History and/or Nostalgia
Friends, we don't have to remind you about our embarrassing tendency toward maudlin recollection. For all of our cynical misanthropy (read: tough-minded, demystified realism), for all of our disgusted disbelief in Golden Ages and Greatest Generations, at times we long for the days that used to be.
These are dangerous feelings. This you know. This we know. Look at moments of deep nostalgia for a glorious past embedded in particularly engaging narratives of authenticity (combined with the willingness to fuck over a lot of people) and you have one big fucking fertilized egg just waiting to birth fascism. Distrust people who say things likes "That's just wrong to play that note there" or "Real art does something different, what you've done is degenerate" or "Wipe the cowshit off of the Madonna before I wipe out your whole family" or declare any particular moment to be the pinnacle of art or science or music or anything else.
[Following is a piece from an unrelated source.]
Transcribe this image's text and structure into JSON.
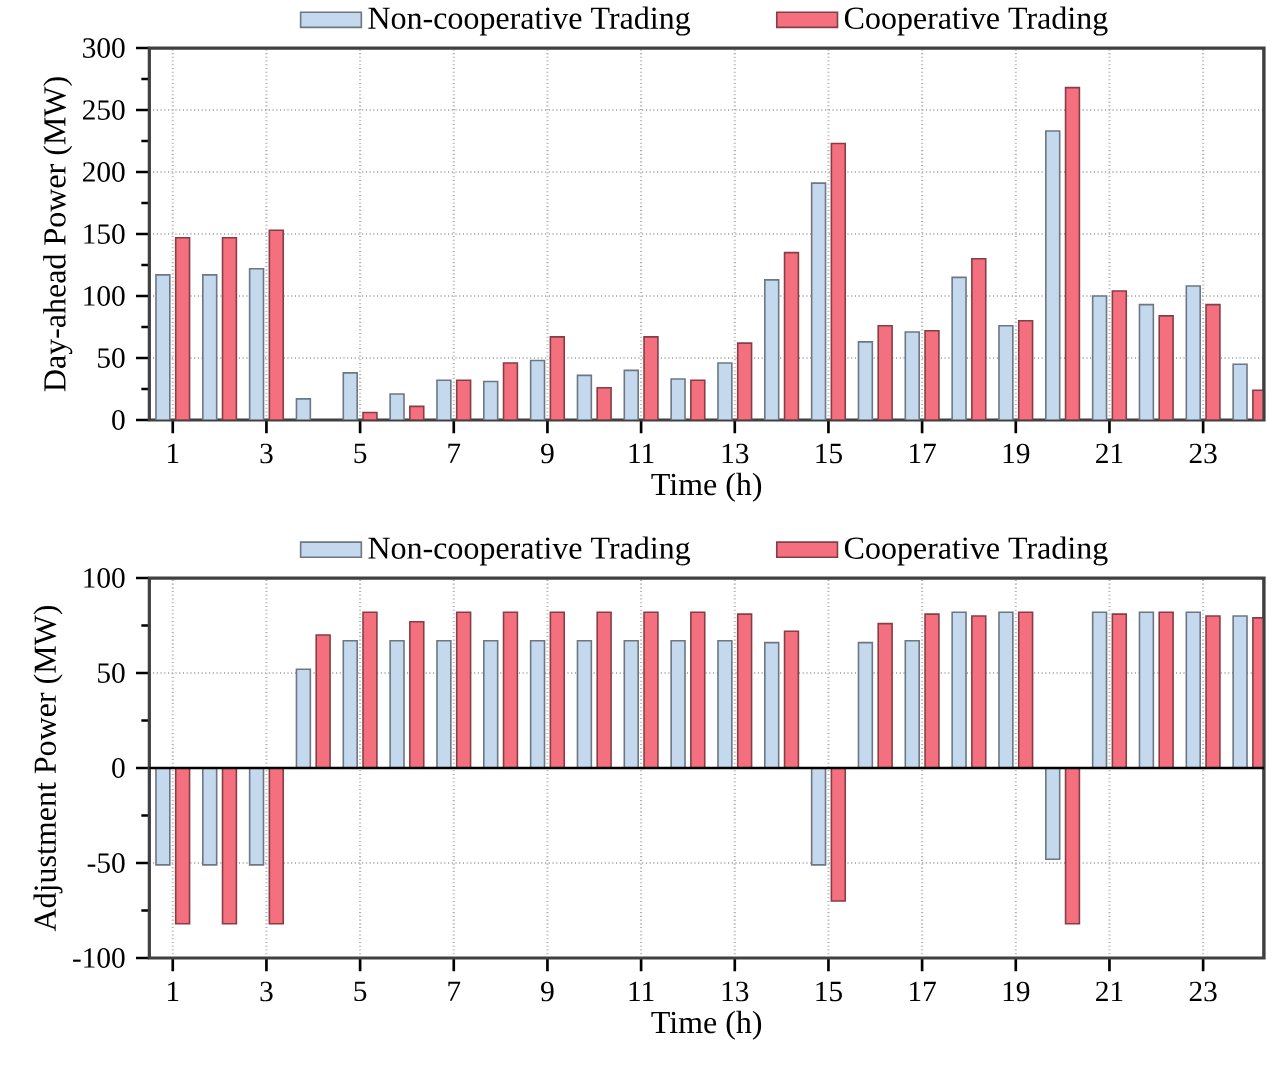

If we ever begin a sentence with a reproving "Back then" you may kill us. We demand it!
Nonetheless, friends, perhaps we may select moments from the past, evaluate them as best we can in terms of our past and our present and the future that has always depended upon them, and decide that those moments represent something of value: the sort of value that one finds conspicuously absent from our current lives.
We'll cut to the chase: if we have to see -- however accidentally, however fleetingly -- the simpering mug of Stanley Fucking Fish representing the current state of the Public Intellectual in America, well, we may just hurt ourselves.
Or somebody else.
How did we arrive here? How did we collectively become so intellectually lazy, so idiotically passive, so incompletely or perversely miseducated, that Thomas Friedman and David Brooks and Stanley Fish are allowed to pass as intellectual muscle?
We don't know. We can't say.
But we can tell you that there are moments when we look back to a different time and different place; when public discourse didn't arrive as grotesquely pre-digested commonplaces and demonstrably false assertions, degraded wishes masquerading as indisputable facts. These are the moments when we attempt to re-imagine a present by re-arranging a past, to employ the powers of selective memory to construct what Lewis Mumford once called The Golden Day , fully conscious that there had never been any such day.
Then again, through the process of constructing our own historical narratives -- our own highlight reel of nostalgia and longing and loss -- maybe we can find that day, and if we do it right perhaps we can even avoid the sort of low-grade totalitarian fantasies of TRADITION that animate the Right Wingnuts.
So here. Enjoy.
7 Comments:
I'm watching with the sound turned down. The guy in the audience with the long hair and the glasses is pretty awesome.
Agreed. The camera rightly loves him. Though I think I'd choke if I ever caught anybody paying that much attention to anything I was saying.
Watching these two, I can imagine the voices of the others. Machiavelli, Socrates, Weber, et al.
Marx, Freud.
Smart people.
Thanks, Bones, and it's true about the attractiveness of these fellers. Dig that hair on Chomsky! Hardwired indeed.
For more on the uses to which Foucault put his attractiveness, we recommend James Miller's *The Passion of Michel Foucault*. Heady stuff.
We'd also like to point out that by watching these without sound, some important information may be lost.
Before we all swoon over the ghosts of intelligentsia past, and the brave cultures of public criticism that they led, might I point out that every single person in the audience that I can see is both white and male? To say nothing of the rockstars on stage.
I suppose that you might point that out, but you would be mistaken (hint: not all women have long hair).
Anyway, who's swooning? Did you read the post with the monitor turned off?
And then what? Does your point have something to do with early 1970s Dutch university culture? Well played, anonymous. We guess.
Okay. I don't "swoon." The motherfucker just said "anarcho-syndicalism". David Brooks doesn't know what that means, and, more importantly, wouldn't want to know because it has the prefix "anarcho."
Some smart people were white guys. And structures of repression, the things these two are contemplating so carefully, have preferred that group historically. Ergo, we should go all Red Guard and burn their books. Right.
Post a fucking video of Marguerite Duras, Ngugi wa Thiongo, Joan Didion, et al.
Or, Anonymous, you could just toughen the fuck up.